The California Israel Divestment Campaign launched a campaign on 8 September for a California ballot initiative in November requiring public employee and teacher pension funds to divest from business activities in Israel. Said local campaign organiser Sherna Gluck, a member of the Public Employee Retirement System: “Our public retirement systems have more than $1.5 billion invested in at least eight companies that provide war materials and services used in violation of internationally recognised human rights, including support for the illegal Israeli settlements and the Separation Wall.” Archbishop Tutu told the Californians: “We defeated apartheid nonviolently because the international community agreed to support the disinvestment in apartheid campaign. A similar campaign can help to bring peace in the Middle East and do so nonviolently.” This is the just the first divestment launch in California. Similar launches in other California cities are soon to come. With this divestment campaign, Californians are poised to spark a state-by-state divestiture movement to parallel the anti-Apartheid campaign that helped defeat the oppressive rule in South Africa.

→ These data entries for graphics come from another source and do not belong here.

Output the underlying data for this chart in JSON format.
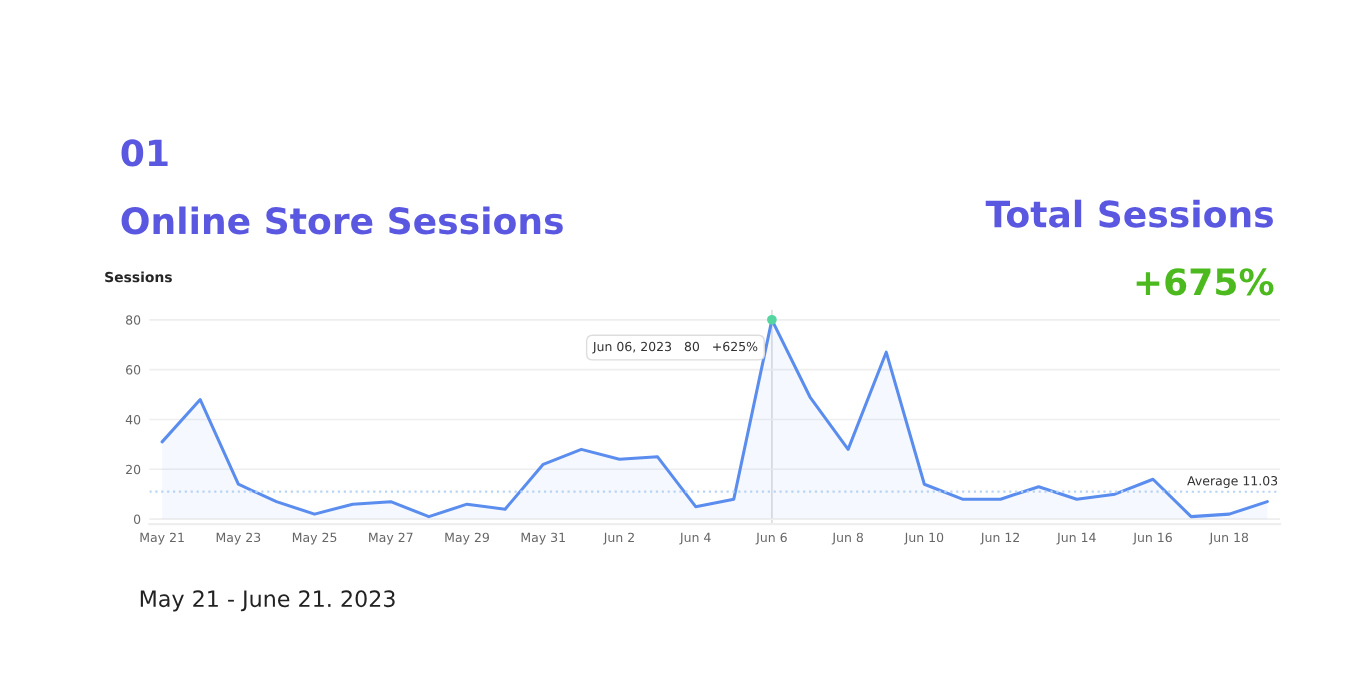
{
  "chart_data": {
    "type": "area",
    "title": "Online Store Sessions",
    "ylabel": "Sessions",
    "annotations": [
      "01",
      "Total Sessions",
      "+675%",
      "May 21 - June 21. 2023",
      {
        "text": "Jun 06, 2023   80   +625%",
        "x": "2023-06-06",
        "y": 80
      }
    ],
    "x": [
      "2023-05-21",
      "2023-05-22",
      "2023-05-23",
      "2023-05-24",
      "2023-05-25",
      "2023-05-26",
      "2023-05-27",
      "2023-05-28",
      "2023-05-29",
      "2023-05-30",
      "2023-05-31",
      "2023-06-01",
      "2023-06-02",
      "2023-06-03",
      "2023-06-04",
      "2023-06-05",
      "2023-06-06",
      "2023-06-07",
      "2023-06-08",
      "2023-06-09",
      "2023-06-10",
      "2023-06-11",
      "2023-06-12",
      "2023-06-13",
      "2023-06-14",
      "2023-06-15",
      "2023-06-16",
      "2023-06-17",
      "2023-06-18",
      "2023-06-19"
    ],
    "series": [
      {
        "color": "#5b8def",
        "values": [
          31,
          48,
          14,
          7,
          2,
          6,
          7,
          1,
          6,
          4,
          22,
          28,
          24,
          25,
          5,
          8,
          80,
          49,
          28,
          67,
          14,
          8,
          8,
          13,
          8,
          10,
          16,
          1,
          2,
          7
        ]
      }
    ],
    "xlim": [
      "2023-05-20T16:00",
      "2023-06-19T08:00"
    ],
    "xticks": [
      {
        "value": "2023-05-21",
        "label": "May 21"
      },
      {
        "value": "2023-05-23",
        "label": "May 23"
      },
      {
        "value": "2023-05-25",
        "label": "May 25"
      },
      {
        "value": "2023-05-27",
        "label": "May 27"
      },
      {
        "value": "2023-05-29",
        "label": "May 29"
      },
      {
        "value": "2023-05-31",
        "label": "May 31"
      },
      {
        "value": "2023-06-02",
        "label": "Jun 2"
      },
      {
        "value": "2023-06-04",
        "label": "Jun 4"
      },
      {
        "value": "2023-06-06",
        "label": "Jun 6"
      },
      {
        "value": "2023-06-08",
        "label": "Jun 8"
      },
      {
        "value": "2023-06-10",
        "label": "Jun 10"
      },
      {
        "value": "2023-06-12",
        "label": "Jun 12"
      },
      {
        "value": "2023-06-14",
        "label": "Jun 14"
      },
      {
        "value": "2023-06-16",
        "label": "Jun 16"
      },
      {
        "value": "2023-06-18",
        "label": "Jun 18"
      }
    ],
    "ylim": [
      -2,
      84
    ],
    "yticks": [
      0,
      20,
      40,
      60,
      80
    ],
    "ref_lines": [
      {
        "axis": "y",
        "value": 11.03,
        "label": "Average 11.03",
        "color": "#b8d4f5",
        "line_style": "dotted"
      },
      {
        "axis": "x",
        "value": "2023-06-06",
        "color": "#dddddd",
        "line_style": "solid"
      }
    ],
    "grid": "y",
    "legend": false,
    "line_style": "solid",
    "marker": "none"
  }
}
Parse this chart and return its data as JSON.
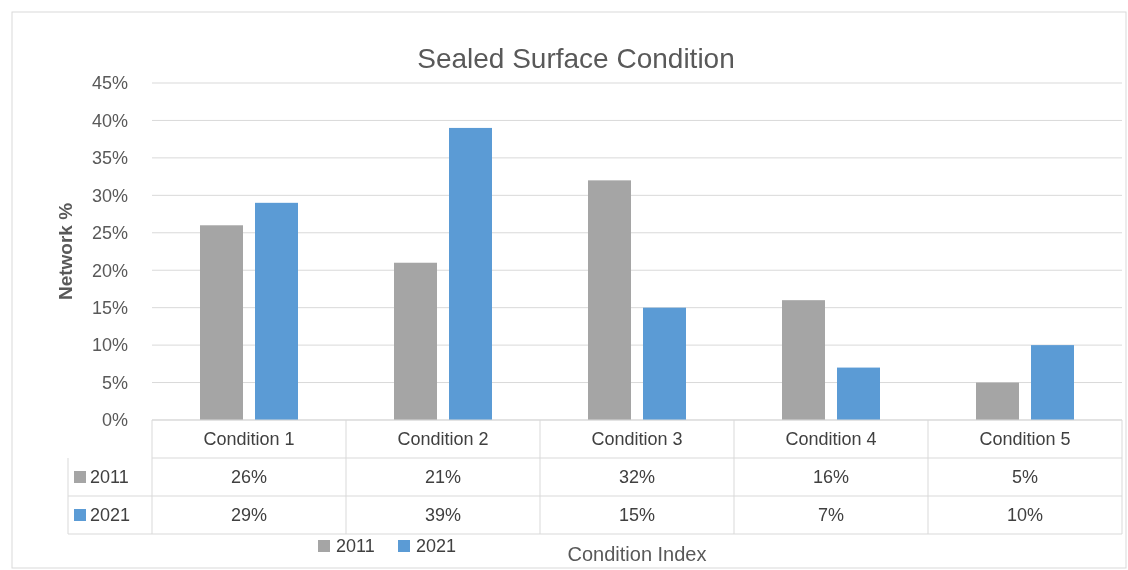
{
  "chart_data": {
    "type": "bar",
    "title": "Sealed Surface Condition",
    "xlabel": "Condition Index",
    "ylabel": "Network %",
    "categories": [
      "Condition 1",
      "Condition 2",
      "Condition 3",
      "Condition 4",
      "Condition 5"
    ],
    "series": [
      {
        "name": "2011",
        "color": "#a5a5a5",
        "values": [
          26,
          21,
          32,
          16,
          5
        ],
        "value_labels": [
          "26%",
          "21%",
          "32%",
          "16%",
          "5%"
        ]
      },
      {
        "name": "2021",
        "color": "#5b9bd5",
        "values": [
          29,
          39,
          15,
          7,
          10
        ],
        "value_labels": [
          "29%",
          "39%",
          "15%",
          "7%",
          "10%"
        ]
      }
    ],
    "ylim": [
      0,
      45
    ],
    "yticks": [
      {
        "value": 0,
        "label": "0%"
      },
      {
        "value": 5,
        "label": "5%"
      },
      {
        "value": 10,
        "label": "10%"
      },
      {
        "value": 15,
        "label": "15%"
      },
      {
        "value": 20,
        "label": "20%"
      },
      {
        "value": 25,
        "label": "25%"
      },
      {
        "value": 30,
        "label": "30%"
      },
      {
        "value": 35,
        "label": "35%"
      },
      {
        "value": 40,
        "label": "40%"
      },
      {
        "value": 45,
        "label": "45%"
      }
    ],
    "grid": "y",
    "legend": "bottom"
  }
}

The Dutch government too has set an important precedent for European and, indeed, world governments. It dropped a bomb this week when the Foreign Ministry cancelled a tour of mayors from Israel planned for October. The forum is funded by the Joint Distribution Committee, a Jewish-American charity, and the participant list included representatives from West bank settlements Efrat and Kiryat Arba in “Judea” and “Samaria”. The Israeli Foreign Ministry harrumphed: “This is undoubtedly useless and harmless politics, and we hope that this is not the final word on the topic.”

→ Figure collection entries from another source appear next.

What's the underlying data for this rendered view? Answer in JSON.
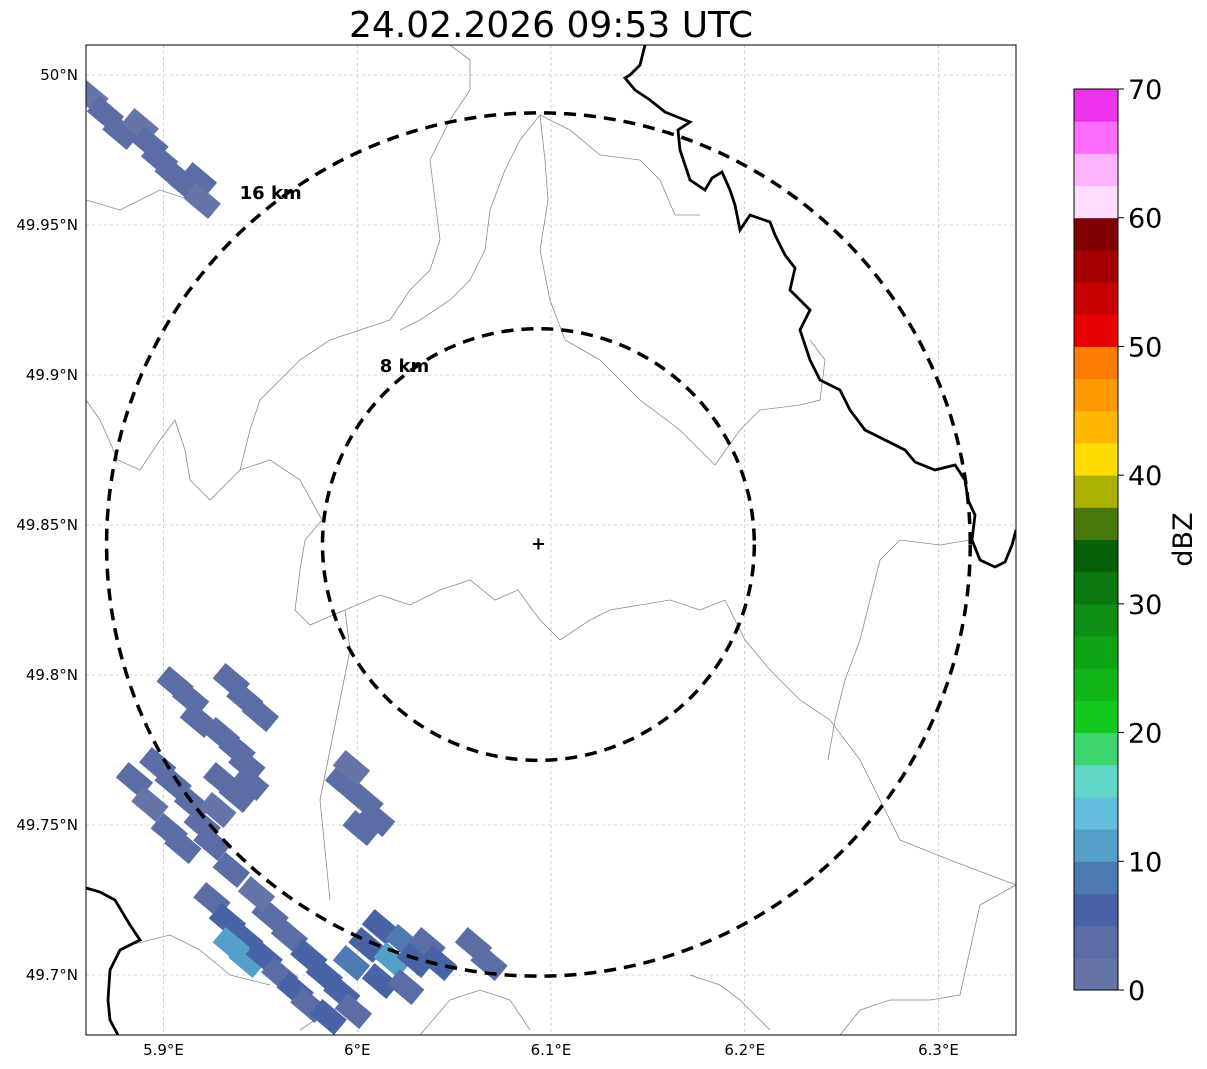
{
  "title": "24.02.2026 09:53 UTC",
  "map": {
    "lon_range": [
      5.86,
      6.34
    ],
    "lat_range": [
      49.68,
      50.01
    ],
    "x_ticks": [
      {
        "value": 5.9,
        "label": "5.9°E"
      },
      {
        "value": 6.0,
        "label": "6°E"
      },
      {
        "value": 6.1,
        "label": "6.1°E"
      },
      {
        "value": 6.2,
        "label": "6.2°E"
      },
      {
        "value": 6.3,
        "label": "6.3°E"
      }
    ],
    "y_ticks": [
      {
        "value": 49.7,
        "label": "49.7°N"
      },
      {
        "value": 49.75,
        "label": "49.75°N"
      },
      {
        "value": 49.8,
        "label": "49.8°N"
      },
      {
        "value": 49.85,
        "label": "49.85°N"
      },
      {
        "value": 49.9,
        "label": "49.9°N"
      },
      {
        "value": 49.95,
        "label": "49.95°N"
      },
      {
        "value": 50.0,
        "label": "50°N"
      }
    ],
    "grid": true,
    "center": {
      "lon": 6.0935,
      "lat": 49.8435
    },
    "rings": [
      {
        "radius_km": 8,
        "label": "8 km"
      },
      {
        "radius_km": 16,
        "label": "16 km"
      }
    ]
  },
  "colorbar": {
    "label": "dBZ",
    "ticks": [
      "0",
      "10",
      "20",
      "30",
      "40",
      "50",
      "60",
      "70"
    ],
    "colors": [
      "#6675a8",
      "#5a6ea5",
      "#4863a6",
      "#4d7ab3",
      "#55a0c9",
      "#64bfdf",
      "#5fd6c6",
      "#3dd66e",
      "#13c81c",
      "#10b617",
      "#0ea315",
      "#0c8f13",
      "#0b7811",
      "#066007",
      "#487809",
      "#aab200",
      "#ffdc00",
      "#ffb700",
      "#ff9a00",
      "#ff7d00",
      "#e60000",
      "#c60000",
      "#a50000",
      "#7f0000",
      "#ffdcff",
      "#ffb4ff",
      "#ff6dff",
      "#ee33ee"
    ]
  },
  "echoes": [
    {
      "lon": 5.862,
      "lat": 49.993,
      "dbz": 2
    },
    {
      "lon": 5.87,
      "lat": 49.987,
      "dbz": 3
    },
    {
      "lon": 5.878,
      "lat": 49.981,
      "dbz": 3
    },
    {
      "lon": 5.888,
      "lat": 49.983,
      "dbz": 2
    },
    {
      "lon": 5.893,
      "lat": 49.977,
      "dbz": 3
    },
    {
      "lon": 5.898,
      "lat": 49.972,
      "dbz": 4
    },
    {
      "lon": 5.905,
      "lat": 49.967,
      "dbz": 3
    },
    {
      "lon": 5.912,
      "lat": 49.963,
      "dbz": 4
    },
    {
      "lon": 5.918,
      "lat": 49.965,
      "dbz": 3
    },
    {
      "lon": 5.92,
      "lat": 49.958,
      "dbz": 2
    },
    {
      "lon": 5.906,
      "lat": 49.797,
      "dbz": 3
    },
    {
      "lon": 5.914,
      "lat": 49.792,
      "dbz": 4
    },
    {
      "lon": 5.918,
      "lat": 49.785,
      "dbz": 3
    },
    {
      "lon": 5.935,
      "lat": 49.798,
      "dbz": 3
    },
    {
      "lon": 5.942,
      "lat": 49.792,
      "dbz": 4
    },
    {
      "lon": 5.95,
      "lat": 49.787,
      "dbz": 3
    },
    {
      "lon": 5.93,
      "lat": 49.78,
      "dbz": 3
    },
    {
      "lon": 5.938,
      "lat": 49.775,
      "dbz": 4
    },
    {
      "lon": 5.943,
      "lat": 49.77,
      "dbz": 3
    },
    {
      "lon": 5.93,
      "lat": 49.765,
      "dbz": 4
    },
    {
      "lon": 5.938,
      "lat": 49.76,
      "dbz": 3
    },
    {
      "lon": 5.945,
      "lat": 49.764,
      "dbz": 4
    },
    {
      "lon": 5.897,
      "lat": 49.77,
      "dbz": 3
    },
    {
      "lon": 5.905,
      "lat": 49.764,
      "dbz": 4
    },
    {
      "lon": 5.885,
      "lat": 49.765,
      "dbz": 3
    },
    {
      "lon": 5.893,
      "lat": 49.757,
      "dbz": 2
    },
    {
      "lon": 5.915,
      "lat": 49.757,
      "dbz": 3
    },
    {
      "lon": 5.92,
      "lat": 49.75,
      "dbz": 4
    },
    {
      "lon": 5.925,
      "lat": 49.744,
      "dbz": 3
    },
    {
      "lon": 5.903,
      "lat": 49.748,
      "dbz": 4
    },
    {
      "lon": 5.91,
      "lat": 49.743,
      "dbz": 3
    },
    {
      "lon": 5.935,
      "lat": 49.735,
      "dbz": 3
    },
    {
      "lon": 5.928,
      "lat": 49.755,
      "dbz": 2
    },
    {
      "lon": 5.993,
      "lat": 49.764,
      "dbz": 3
    },
    {
      "lon": 5.997,
      "lat": 49.769,
      "dbz": 2
    },
    {
      "lon": 6.004,
      "lat": 49.758,
      "dbz": 3
    },
    {
      "lon": 6.01,
      "lat": 49.752,
      "dbz": 4
    },
    {
      "lon": 6.002,
      "lat": 49.749,
      "dbz": 3
    },
    {
      "lon": 5.925,
      "lat": 49.725,
      "dbz": 4
    },
    {
      "lon": 5.933,
      "lat": 49.718,
      "dbz": 5
    },
    {
      "lon": 5.942,
      "lat": 49.712,
      "dbz": 6
    },
    {
      "lon": 5.935,
      "lat": 49.71,
      "dbz": 11
    },
    {
      "lon": 5.943,
      "lat": 49.705,
      "dbz": 12
    },
    {
      "lon": 5.952,
      "lat": 49.706,
      "dbz": 6
    },
    {
      "lon": 5.96,
      "lat": 49.7,
      "dbz": 4
    },
    {
      "lon": 5.968,
      "lat": 49.695,
      "dbz": 5
    },
    {
      "lon": 5.975,
      "lat": 49.69,
      "dbz": 4
    },
    {
      "lon": 5.985,
      "lat": 49.686,
      "dbz": 5
    },
    {
      "lon": 5.955,
      "lat": 49.72,
      "dbz": 3
    },
    {
      "lon": 5.965,
      "lat": 49.713,
      "dbz": 4
    },
    {
      "lon": 5.975,
      "lat": 49.706,
      "dbz": 5
    },
    {
      "lon": 5.983,
      "lat": 49.7,
      "dbz": 6
    },
    {
      "lon": 5.992,
      "lat": 49.694,
      "dbz": 5
    },
    {
      "lon": 5.998,
      "lat": 49.688,
      "dbz": 4
    },
    {
      "lon": 5.997,
      "lat": 49.704,
      "dbz": 9
    },
    {
      "lon": 6.005,
      "lat": 49.71,
      "dbz": 5
    },
    {
      "lon": 6.012,
      "lat": 49.716,
      "dbz": 6
    },
    {
      "lon": 6.018,
      "lat": 49.705,
      "dbz": 11
    },
    {
      "lon": 6.024,
      "lat": 49.711,
      "dbz": 9
    },
    {
      "lon": 6.03,
      "lat": 49.705,
      "dbz": 5
    },
    {
      "lon": 6.036,
      "lat": 49.71,
      "dbz": 4
    },
    {
      "lon": 6.042,
      "lat": 49.704,
      "dbz": 5
    },
    {
      "lon": 6.012,
      "lat": 49.698,
      "dbz": 5
    },
    {
      "lon": 6.025,
      "lat": 49.696,
      "dbz": 4
    },
    {
      "lon": 5.948,
      "lat": 49.727,
      "dbz": 2
    },
    {
      "lon": 6.06,
      "lat": 49.71,
      "dbz": 3
    },
    {
      "lon": 6.068,
      "lat": 49.704,
      "dbz": 3
    }
  ],
  "labels": {
    "center_marker": "+"
  }
}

Well, I hope it is. The Netherlands has become notorious for the Islamophobia whipped up by Dutch politician and filmmaker, Geert Wilders, who proudly says “I hate Islam,” calls the Quran a “fascist book” and the Prophet Mohamed “the devil”. He argues that Muslim immigration is a “Trojan Horse”. His words are being echoed by Israeli politician, Aryeh Eldad, who condemned the boycott move: “The Dutch surrender to the Arabs reflects their surrender to the Muslim minority.” This principled move by the Dutch, clearly an attempt to fight the negative image of the Netherlands, will give pause for thought to all governments. Israel Local Council Chairman Shlomo Buchbut rightly concludes: “The decision by the Netherlands puts the [Israeli-Arab] conflict before anything else.”